Переход от фигуральных утверждений к буквальным сопровождается передачей эстафеты от загадочных и «негативных» ночных цветов к более обычным и позитивным дневным — десятку роз в стеклянной вазе (обезличенных небрежно округленным числительным). И совершенно уже прозаично — фактографично, без-образно — заключительное четверостишие, в каком-то смысле возвращающее нас от лирической медитативности ЦН к повествовательной стилистике «Вакханалии» в целом.

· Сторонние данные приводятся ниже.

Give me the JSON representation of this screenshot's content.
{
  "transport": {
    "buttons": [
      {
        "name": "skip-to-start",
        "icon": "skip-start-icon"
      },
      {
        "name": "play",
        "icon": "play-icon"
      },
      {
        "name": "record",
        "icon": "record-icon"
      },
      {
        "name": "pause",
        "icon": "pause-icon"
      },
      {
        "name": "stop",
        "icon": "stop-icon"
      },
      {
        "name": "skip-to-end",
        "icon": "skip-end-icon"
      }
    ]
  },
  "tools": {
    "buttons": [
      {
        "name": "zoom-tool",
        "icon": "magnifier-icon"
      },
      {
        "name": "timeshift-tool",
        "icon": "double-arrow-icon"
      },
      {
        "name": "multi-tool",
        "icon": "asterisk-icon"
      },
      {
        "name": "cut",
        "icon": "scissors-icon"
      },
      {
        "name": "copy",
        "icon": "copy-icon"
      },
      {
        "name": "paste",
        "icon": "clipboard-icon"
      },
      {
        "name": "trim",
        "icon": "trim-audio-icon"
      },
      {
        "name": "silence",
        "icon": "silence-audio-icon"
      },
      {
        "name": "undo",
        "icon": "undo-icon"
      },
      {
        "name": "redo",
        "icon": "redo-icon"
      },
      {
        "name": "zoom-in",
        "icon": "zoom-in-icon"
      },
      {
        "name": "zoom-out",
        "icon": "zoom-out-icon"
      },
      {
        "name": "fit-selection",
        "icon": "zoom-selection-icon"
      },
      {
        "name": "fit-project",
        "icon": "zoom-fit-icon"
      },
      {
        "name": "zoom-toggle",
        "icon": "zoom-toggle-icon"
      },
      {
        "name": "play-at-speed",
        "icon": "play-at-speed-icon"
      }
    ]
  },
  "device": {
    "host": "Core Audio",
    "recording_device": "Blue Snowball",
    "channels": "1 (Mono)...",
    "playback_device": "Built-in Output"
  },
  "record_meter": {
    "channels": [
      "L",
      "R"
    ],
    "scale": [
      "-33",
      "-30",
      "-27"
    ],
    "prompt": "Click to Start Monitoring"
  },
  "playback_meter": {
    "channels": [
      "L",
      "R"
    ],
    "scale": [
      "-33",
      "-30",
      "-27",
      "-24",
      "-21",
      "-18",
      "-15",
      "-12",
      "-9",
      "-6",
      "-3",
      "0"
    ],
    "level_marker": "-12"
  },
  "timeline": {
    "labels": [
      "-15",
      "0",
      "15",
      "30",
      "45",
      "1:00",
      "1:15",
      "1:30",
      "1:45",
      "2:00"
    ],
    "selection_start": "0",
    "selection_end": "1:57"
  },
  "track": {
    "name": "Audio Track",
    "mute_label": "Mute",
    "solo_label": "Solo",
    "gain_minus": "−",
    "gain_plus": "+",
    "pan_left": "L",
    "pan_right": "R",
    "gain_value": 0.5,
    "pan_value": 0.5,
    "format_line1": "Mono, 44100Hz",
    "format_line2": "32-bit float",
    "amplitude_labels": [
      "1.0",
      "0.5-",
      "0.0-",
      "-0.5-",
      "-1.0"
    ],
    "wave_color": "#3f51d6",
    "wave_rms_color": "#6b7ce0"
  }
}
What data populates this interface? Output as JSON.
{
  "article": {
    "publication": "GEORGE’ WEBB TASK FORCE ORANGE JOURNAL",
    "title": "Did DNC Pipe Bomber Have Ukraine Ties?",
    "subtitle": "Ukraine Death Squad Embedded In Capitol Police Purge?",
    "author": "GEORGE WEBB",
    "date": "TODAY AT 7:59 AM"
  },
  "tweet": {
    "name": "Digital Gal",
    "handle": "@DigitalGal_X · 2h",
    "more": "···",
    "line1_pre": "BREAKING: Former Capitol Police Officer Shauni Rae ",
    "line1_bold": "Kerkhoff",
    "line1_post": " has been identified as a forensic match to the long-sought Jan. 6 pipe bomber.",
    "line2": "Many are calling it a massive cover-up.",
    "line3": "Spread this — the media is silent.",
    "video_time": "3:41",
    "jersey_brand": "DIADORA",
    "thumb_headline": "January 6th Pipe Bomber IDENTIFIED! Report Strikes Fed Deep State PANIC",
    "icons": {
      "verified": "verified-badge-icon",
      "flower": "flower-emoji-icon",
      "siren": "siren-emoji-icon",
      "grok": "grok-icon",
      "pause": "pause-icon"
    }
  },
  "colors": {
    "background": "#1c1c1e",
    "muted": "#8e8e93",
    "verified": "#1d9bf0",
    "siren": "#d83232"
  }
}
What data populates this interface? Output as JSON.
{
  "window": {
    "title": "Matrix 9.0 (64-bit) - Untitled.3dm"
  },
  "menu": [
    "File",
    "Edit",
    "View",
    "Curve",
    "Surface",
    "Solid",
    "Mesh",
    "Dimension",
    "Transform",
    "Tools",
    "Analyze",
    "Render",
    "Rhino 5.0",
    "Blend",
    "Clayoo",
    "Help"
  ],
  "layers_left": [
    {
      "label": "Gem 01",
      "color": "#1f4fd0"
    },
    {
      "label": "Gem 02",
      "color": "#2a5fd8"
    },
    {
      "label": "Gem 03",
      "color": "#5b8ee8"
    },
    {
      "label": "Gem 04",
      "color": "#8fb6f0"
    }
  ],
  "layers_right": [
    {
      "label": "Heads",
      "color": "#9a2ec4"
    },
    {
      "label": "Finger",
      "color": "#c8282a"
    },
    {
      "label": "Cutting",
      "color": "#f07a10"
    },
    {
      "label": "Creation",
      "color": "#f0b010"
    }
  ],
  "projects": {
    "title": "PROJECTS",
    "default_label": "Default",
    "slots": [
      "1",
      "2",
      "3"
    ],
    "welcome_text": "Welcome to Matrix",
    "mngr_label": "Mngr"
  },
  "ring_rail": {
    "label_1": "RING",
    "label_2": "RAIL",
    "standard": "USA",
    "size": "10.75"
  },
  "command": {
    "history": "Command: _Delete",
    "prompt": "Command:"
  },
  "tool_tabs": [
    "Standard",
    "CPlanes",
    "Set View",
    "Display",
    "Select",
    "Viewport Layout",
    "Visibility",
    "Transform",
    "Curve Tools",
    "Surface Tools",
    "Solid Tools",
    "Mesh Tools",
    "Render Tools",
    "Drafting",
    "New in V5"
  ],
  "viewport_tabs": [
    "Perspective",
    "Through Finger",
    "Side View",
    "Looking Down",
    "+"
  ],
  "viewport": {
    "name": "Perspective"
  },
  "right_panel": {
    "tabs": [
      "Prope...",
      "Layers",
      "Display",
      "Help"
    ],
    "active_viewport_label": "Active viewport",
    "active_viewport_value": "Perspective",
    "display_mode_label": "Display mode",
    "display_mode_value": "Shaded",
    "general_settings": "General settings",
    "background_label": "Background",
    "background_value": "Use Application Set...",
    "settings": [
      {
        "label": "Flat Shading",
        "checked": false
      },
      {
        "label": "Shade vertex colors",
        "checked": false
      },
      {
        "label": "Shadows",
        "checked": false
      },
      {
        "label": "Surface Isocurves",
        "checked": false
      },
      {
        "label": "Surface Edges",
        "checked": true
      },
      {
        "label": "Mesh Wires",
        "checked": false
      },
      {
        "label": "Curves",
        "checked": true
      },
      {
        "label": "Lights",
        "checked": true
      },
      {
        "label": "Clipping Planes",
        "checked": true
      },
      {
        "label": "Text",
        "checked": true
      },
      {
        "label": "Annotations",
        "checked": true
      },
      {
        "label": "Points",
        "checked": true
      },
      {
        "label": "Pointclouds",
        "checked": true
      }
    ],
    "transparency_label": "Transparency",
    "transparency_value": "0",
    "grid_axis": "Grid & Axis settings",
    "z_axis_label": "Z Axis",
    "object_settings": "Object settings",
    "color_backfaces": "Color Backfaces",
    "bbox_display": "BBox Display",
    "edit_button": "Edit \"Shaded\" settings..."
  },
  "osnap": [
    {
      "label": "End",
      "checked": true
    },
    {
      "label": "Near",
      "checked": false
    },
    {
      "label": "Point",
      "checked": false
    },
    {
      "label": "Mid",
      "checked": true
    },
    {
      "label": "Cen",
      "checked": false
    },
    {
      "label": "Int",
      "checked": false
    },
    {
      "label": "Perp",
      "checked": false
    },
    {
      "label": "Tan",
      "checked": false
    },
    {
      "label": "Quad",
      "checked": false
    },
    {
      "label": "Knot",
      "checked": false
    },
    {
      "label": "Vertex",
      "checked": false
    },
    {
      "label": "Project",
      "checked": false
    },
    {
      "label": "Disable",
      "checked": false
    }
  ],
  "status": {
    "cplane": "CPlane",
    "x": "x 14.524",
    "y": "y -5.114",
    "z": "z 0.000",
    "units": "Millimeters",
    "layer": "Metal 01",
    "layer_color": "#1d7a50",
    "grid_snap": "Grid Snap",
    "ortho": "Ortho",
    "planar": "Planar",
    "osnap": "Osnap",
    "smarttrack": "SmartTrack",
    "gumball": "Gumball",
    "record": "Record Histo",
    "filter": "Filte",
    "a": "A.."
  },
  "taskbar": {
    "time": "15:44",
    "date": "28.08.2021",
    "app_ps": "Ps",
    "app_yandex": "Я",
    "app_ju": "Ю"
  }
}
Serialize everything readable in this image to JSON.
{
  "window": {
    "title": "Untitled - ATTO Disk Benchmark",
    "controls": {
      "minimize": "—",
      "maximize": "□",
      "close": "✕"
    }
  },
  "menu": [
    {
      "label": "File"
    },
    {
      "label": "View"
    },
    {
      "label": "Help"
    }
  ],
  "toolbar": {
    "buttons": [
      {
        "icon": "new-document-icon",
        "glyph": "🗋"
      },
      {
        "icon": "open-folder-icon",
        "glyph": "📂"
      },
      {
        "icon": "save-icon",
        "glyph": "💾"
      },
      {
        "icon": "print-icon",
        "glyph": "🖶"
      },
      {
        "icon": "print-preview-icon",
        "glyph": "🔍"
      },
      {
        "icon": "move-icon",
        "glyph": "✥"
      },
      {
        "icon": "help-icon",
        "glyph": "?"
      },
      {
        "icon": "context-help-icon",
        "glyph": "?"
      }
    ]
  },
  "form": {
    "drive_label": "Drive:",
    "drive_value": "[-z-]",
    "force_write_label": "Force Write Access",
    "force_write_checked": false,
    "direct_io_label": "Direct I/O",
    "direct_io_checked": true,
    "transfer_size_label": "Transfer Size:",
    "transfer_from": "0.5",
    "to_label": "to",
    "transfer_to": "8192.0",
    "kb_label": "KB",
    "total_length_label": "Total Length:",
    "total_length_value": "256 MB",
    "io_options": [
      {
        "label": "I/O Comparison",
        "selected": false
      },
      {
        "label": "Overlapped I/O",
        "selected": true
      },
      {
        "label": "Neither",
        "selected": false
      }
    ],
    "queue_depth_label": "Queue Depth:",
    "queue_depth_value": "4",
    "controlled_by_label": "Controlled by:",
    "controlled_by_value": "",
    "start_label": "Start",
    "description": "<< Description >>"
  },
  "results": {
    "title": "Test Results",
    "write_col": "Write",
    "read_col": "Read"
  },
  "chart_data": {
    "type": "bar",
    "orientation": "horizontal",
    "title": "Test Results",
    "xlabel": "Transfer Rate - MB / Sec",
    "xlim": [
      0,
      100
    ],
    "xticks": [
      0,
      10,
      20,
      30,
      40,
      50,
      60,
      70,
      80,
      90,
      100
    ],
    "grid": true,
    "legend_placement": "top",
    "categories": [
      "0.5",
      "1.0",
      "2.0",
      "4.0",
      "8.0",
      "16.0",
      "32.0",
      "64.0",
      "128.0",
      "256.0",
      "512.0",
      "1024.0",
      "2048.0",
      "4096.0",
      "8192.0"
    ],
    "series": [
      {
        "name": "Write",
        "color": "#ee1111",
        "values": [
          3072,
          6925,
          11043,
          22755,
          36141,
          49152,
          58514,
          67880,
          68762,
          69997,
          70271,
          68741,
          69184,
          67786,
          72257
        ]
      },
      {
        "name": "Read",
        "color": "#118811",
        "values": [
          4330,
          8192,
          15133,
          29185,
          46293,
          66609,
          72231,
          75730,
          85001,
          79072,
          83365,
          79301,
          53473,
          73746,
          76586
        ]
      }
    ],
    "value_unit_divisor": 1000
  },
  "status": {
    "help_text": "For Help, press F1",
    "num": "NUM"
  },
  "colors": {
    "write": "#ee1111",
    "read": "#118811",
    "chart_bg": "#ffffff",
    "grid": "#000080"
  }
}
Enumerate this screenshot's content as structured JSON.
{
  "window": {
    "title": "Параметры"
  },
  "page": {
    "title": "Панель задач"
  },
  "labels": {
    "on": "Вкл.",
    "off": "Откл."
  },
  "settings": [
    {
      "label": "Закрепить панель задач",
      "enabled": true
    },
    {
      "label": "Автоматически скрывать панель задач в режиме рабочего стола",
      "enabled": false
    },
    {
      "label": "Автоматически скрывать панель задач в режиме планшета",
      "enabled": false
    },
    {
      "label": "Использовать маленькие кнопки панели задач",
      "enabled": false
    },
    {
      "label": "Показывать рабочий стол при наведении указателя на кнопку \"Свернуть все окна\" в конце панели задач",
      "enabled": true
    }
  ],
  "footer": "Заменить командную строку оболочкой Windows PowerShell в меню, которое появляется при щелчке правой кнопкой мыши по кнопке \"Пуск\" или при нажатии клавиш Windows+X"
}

В связи с выявленной прозаической установкой финала стоит остановиться на некоторых фабульных неувязках «Вакханалии», особенно в той мере, в какой это касается ЦН. Выше мы не случайно говорили о месте действия предыдущих отрывков как о квартире/даче.
В пользу городской квартиры говорят такие детали, как урбанистический начальный фрагмент (Город, Зимнее небо <…> Новостройки, дома), соседство театра, где только что играла артистка, проходные дворы, окно ширпотреба, лестничный ход, люстра, телефонный аппарат, а в пользу дачи — двери с лестницы в сени, перегрев печей, поливка с помощью ушата и, last but not least, ночные цветы — цветы садовых гряд.
Налицо некоторый монтаж города и дачи. Более того, с неоднократно подчеркиваемым в стихотворении зимним антуражем (Зимнее небо; И опять мы в метели; и т. п.) плохо согласуются отчетливо летние ночные цветы на садовых грядах, так что к совмещению города и загорода добавляется совмещение зимы и лета.
Подобные поэтические вольности вполне в духе Пастернака, вспомним хотя бы анахронистическое присутствие в 1-м фрагменте «Вакханалии» давно снесенной к тому времени церкви Бориса и Глеба. Эти хронотопические неточности можно считать неизбежными издержками стремления поэта совместить несколько трудно совместимых моментов:
...подготовк[у] «Марии Стюарт» в театре и две зимних именинных ночи в городе (я лето и зиму живу на даче) в конце февраля <…> стянуть это разрозненное и многоразличное воедино.
Одной из двух именинных ночей в городе было
...«празднование „сдвоенн[ого] д[ня] рождения Всеволода Иванова и Константина Федина“ (24 февраля 1957 г.), „[н]епосредственным отзвуком которого стал <…> набросок“, в котором появляются строки: Цветочные корзины, Сирень и цикламен, Из рам глядят картины <…> мотив, позднее получивший название „Вакханалии“».
Известно, что, тяжело заболев в марте 1957 г., Пастернак провел два месяца в кремлевской больнице, а потом еще два в подмосковном санатории «Узкое», бывшем имении Трубецких, связанном для Пастернака и с памятью Владимира Соловьева, а затем вернулся в Переделкино. «Вакханалия» была написана и отделана лишь в августе, и в ней невольно отразился сложный хронотоп ее создания — то, как «возникло это зимнее стихотворение в летнее время» (письмо Нине Табидзе из Переделкина 21 августа 1957 г.; Пастернак 2003–2005: X, 249).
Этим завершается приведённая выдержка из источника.